Artur Rubinstein: (1887 - 1982) maakt waarschijnlijk aanspraak op de titel van geliefdste pianist uit deze eeuw. Hij behoeft ook nauwelijks nadere introductie. Zijn loopbaan moet een van de langste zijn in de muziekwereld. Hij gaf zijn eerste recital op zevenjarige leeftijd in 1894 en zijn laatste in 1976 op 89-jarige leeftijd. Zijn naam werd synoniem met die van Chopin. Met zijn trotse, aristocratische, zangerige en dichterlijke temperament was hij een ideaal Chopinvertolker al mag nooit worden vergeten dat hij in alle romantici uitblonk dus ook zijn Beethovensonates, zijn Fantasiestücke van Schumann, zijn Brahmsromance, zijn Franck en zelfs zijn eigenzinnige laatste sonate van Schubert zijn niet te versmaden. Bij Rubinstein klinkt alles altijd of hij er groot plezier in had. Een salonpianist in de beste betekenis van het woord.

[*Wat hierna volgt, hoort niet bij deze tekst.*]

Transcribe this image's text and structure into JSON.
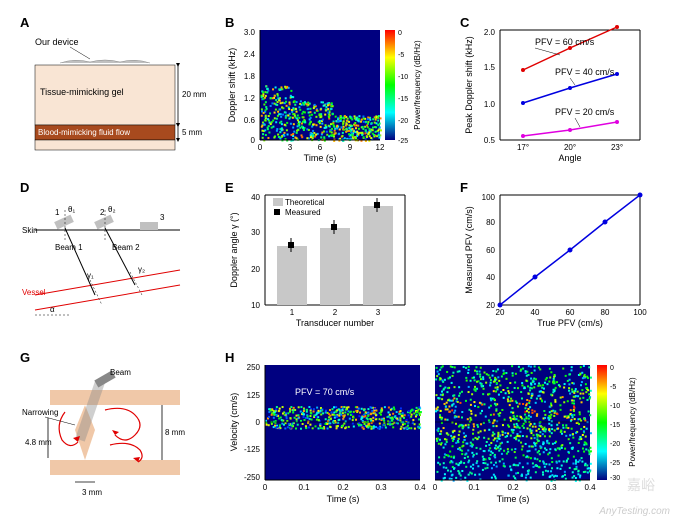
{
  "panelA": {
    "label": "A",
    "device_label": "Our device",
    "gel_label": "Tissue-mimicking gel",
    "fluid_label": "Blood-mimicking fluid flow",
    "gel_depth": "20 mm",
    "fluid_depth": "5 mm",
    "gel_color": "#f9e5d4",
    "fluid_color": "#a84a1e",
    "device_color": "#b8b8b8"
  },
  "panelB": {
    "label": "B",
    "xlabel": "Time (s)",
    "ylabel": "Doppler shift (kHz)",
    "cbar_label": "Power/frequency (dB/Hz)",
    "xticks": [
      0,
      3,
      6,
      9,
      12
    ],
    "yticks": [
      0,
      0.6,
      1.2,
      1.8,
      2.4,
      3.0
    ],
    "cbar_ticks": [
      0,
      -5,
      -10,
      -15,
      -20,
      -25
    ],
    "bg_color": "#000080"
  },
  "panelC": {
    "label": "C",
    "xlabel": "Angle",
    "ylabel": "Peak Doppler shift (kHz)",
    "xticks": [
      "17°",
      "20°",
      "23°"
    ],
    "yticks": [
      0.5,
      1.0,
      1.5,
      2.0
    ],
    "series": [
      {
        "label": "PFV = 60 cm/s",
        "color": "#e00000",
        "values": [
          1.45,
          1.75,
          2.05
        ]
      },
      {
        "label": "PFV = 40 cm/s",
        "color": "#0000e0",
        "values": [
          1.0,
          1.2,
          1.4
        ]
      },
      {
        "label": "PFV = 20 cm/s",
        "color": "#e000e0",
        "values": [
          0.55,
          0.63,
          0.75
        ]
      }
    ]
  },
  "panelD": {
    "label": "D",
    "skin_label": "Skin",
    "vessel_label": "Vessel",
    "beam1_label": "Beam 1",
    "beam2_label": "Beam 2",
    "theta1": "θ₁",
    "theta2": "θ₂",
    "gamma1": "γ₁",
    "gamma2": "γ₂",
    "alpha": "α",
    "transducer_nums": [
      "1",
      "2",
      "3"
    ],
    "vessel_color": "#e00000",
    "transducer_color": "#c0c0c0"
  },
  "panelE": {
    "label": "E",
    "xlabel": "Transducer number",
    "ylabel": "Doppler angle γ (°)",
    "xticks": [
      "1",
      "2",
      "3"
    ],
    "yticks": [
      10,
      20,
      30,
      40
    ],
    "legend_theo": "Theoretical",
    "legend_meas": "Measured",
    "bar_color": "#c8c8c8",
    "values": [
      26,
      31,
      37
    ]
  },
  "panelF": {
    "label": "F",
    "xlabel": "True PFV (cm/s)",
    "ylabel": "Measured PFV (cm/s)",
    "xticks": [
      20,
      40,
      60,
      80,
      100
    ],
    "yticks": [
      20,
      40,
      60,
      80,
      100
    ],
    "line_color": "#0000e0",
    "values": [
      [
        20,
        20
      ],
      [
        40,
        40
      ],
      [
        60,
        60
      ],
      [
        80,
        80
      ],
      [
        100,
        100
      ]
    ]
  },
  "panelG": {
    "label": "G",
    "beam_label": "Beam",
    "narrowing_label": "Narrowing",
    "dim_48": "4.8 mm",
    "dim_8": "8 mm",
    "dim_3": "3 mm",
    "vessel_color": "#f0c8a8",
    "flow_color": "#e00000",
    "transducer_color": "#888888"
  },
  "panelH": {
    "label": "H",
    "xlabel": "Time (s)",
    "ylabel": "Velocity (cm/s)",
    "cbar_label": "Power/frequency (dB/Hz)",
    "pfv_label": "PFV = 70 cm/s",
    "xticks": [
      0,
      0.1,
      0.2,
      0.3,
      0.4
    ],
    "yticks": [
      -250,
      -125,
      0,
      125,
      250
    ],
    "cbar_ticks": [
      0,
      -5,
      -10,
      -15,
      -20,
      -25,
      -30
    ],
    "bg_color": "#000080"
  },
  "watermark": "AnyTesting.com",
  "watermark2": "嘉峪"
}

Chopin: Mazurka nr. 34 in C op. 56/2, (1’46”, RCA RD 85171).
Chopin: Wals nr. 6 in Des op. 64/1, Minutenwals, (1’49”, RCA RD 89564 en Philips 456.955-2).
Andras Schiff: (1953 - ) Net als zijn Hongaarse landgenoot is Schiff doorkneed in Mozart en Bartók. Hij is het tegendeel van flamboyant, maar wel heel serieus, gewetensvol, intelligent, onopvallend en op alle gebied stijlvol. Als Bach (na Gould) al op de piano moet, dan zó, verre van dogmatisch en in-muzikaal en dus zangerig met een fluwelig ronde toon. En dan zijn complete Schubert……

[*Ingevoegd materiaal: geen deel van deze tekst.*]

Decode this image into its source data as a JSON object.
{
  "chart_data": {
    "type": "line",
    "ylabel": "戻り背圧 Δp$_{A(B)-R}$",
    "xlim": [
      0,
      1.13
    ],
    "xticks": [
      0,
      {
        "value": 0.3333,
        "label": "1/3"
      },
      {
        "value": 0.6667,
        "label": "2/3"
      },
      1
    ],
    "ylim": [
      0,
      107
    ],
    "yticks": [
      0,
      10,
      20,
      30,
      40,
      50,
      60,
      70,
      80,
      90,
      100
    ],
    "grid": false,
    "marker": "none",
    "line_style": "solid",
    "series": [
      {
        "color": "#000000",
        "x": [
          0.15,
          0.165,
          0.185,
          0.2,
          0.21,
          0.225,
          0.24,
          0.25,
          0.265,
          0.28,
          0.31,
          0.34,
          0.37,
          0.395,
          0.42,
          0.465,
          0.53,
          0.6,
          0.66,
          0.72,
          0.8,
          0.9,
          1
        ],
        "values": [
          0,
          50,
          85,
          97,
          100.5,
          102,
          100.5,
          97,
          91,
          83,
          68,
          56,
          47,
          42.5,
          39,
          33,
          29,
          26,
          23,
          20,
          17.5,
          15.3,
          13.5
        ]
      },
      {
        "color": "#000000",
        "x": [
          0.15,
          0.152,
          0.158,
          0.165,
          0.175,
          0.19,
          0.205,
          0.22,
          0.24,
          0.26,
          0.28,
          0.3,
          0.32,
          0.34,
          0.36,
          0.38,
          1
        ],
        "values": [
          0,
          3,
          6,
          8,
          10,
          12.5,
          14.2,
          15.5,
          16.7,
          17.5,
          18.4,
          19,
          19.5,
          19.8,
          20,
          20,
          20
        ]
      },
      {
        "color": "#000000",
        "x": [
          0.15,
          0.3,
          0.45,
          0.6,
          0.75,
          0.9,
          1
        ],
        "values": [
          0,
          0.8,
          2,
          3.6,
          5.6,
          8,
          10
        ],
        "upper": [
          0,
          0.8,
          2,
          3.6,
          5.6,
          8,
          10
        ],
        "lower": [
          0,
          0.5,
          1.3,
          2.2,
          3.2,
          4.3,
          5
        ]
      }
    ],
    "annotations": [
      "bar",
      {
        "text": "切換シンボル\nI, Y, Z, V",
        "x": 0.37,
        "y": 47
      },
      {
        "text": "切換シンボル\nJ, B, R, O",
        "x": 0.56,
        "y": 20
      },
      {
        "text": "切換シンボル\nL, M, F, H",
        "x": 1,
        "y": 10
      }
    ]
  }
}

Bach: Gigue uit Franse suite nr. 4 in Es BWV 815, (2’19”, Decca 433.313-2).
Bach: Preludium in es BWV 853 uit Wohltemperiertes Klavier I, (3’42”, Decca 414.388-2).
Mozart: Adagio uit Pianosonate nr. 12 in F KV 332, (4’48”, Decca 443.717-2).
Schubert: Menuet uit Pianosonate nr. 2 in C D. 279, (3’31”, Decca 448.397-2).
Schubert: 1e en 2e deel uit Pianosonate nr. 19 in c D. 958, (10’59”, Decca 440.308-2CD 54; 7’44 Har 4).
Schubert: 1e deel uit Pianosonate nr. 18 in G D. 894, (4’38”, Decca 440.307-2).
Schubert: Moment musical nr. 3 in f D. 780/5, (2’02”, Decca 458.139-2 en Philips 456.925-2).
Artur Schnabel: (1882 - 1951) Zoals Rubinstein onverbrekelijk verbonden is met Chopin, zo wordt Schnabel nog steeds bij voorkeur in verband gebracht met Beethoven, hoewel hij ook een groot Mozart- en Schubertvertolker was. Tsjajkovski was een van de componisten die hij links liet liggen. Schnabel was de eerste die de 32 Pianosonates van Beethoven integraal opnam in de jaren dertig en hij gold toen als “modern” interpreet. Hij hield zich vrij nuchter, meer dan tijdgenoten, aan de notentekst, gebruikte weinig pedaal en was heel direct, soms op het vlakke en slordige af. Een echte technicus en virtuoos was hij niet, dus concentreerde hij zich op klankbalans, ritme en dichterlijke vrijheid. Volgens hem was de meeste muziek trouwens beter dan deze kon worden gespeeld.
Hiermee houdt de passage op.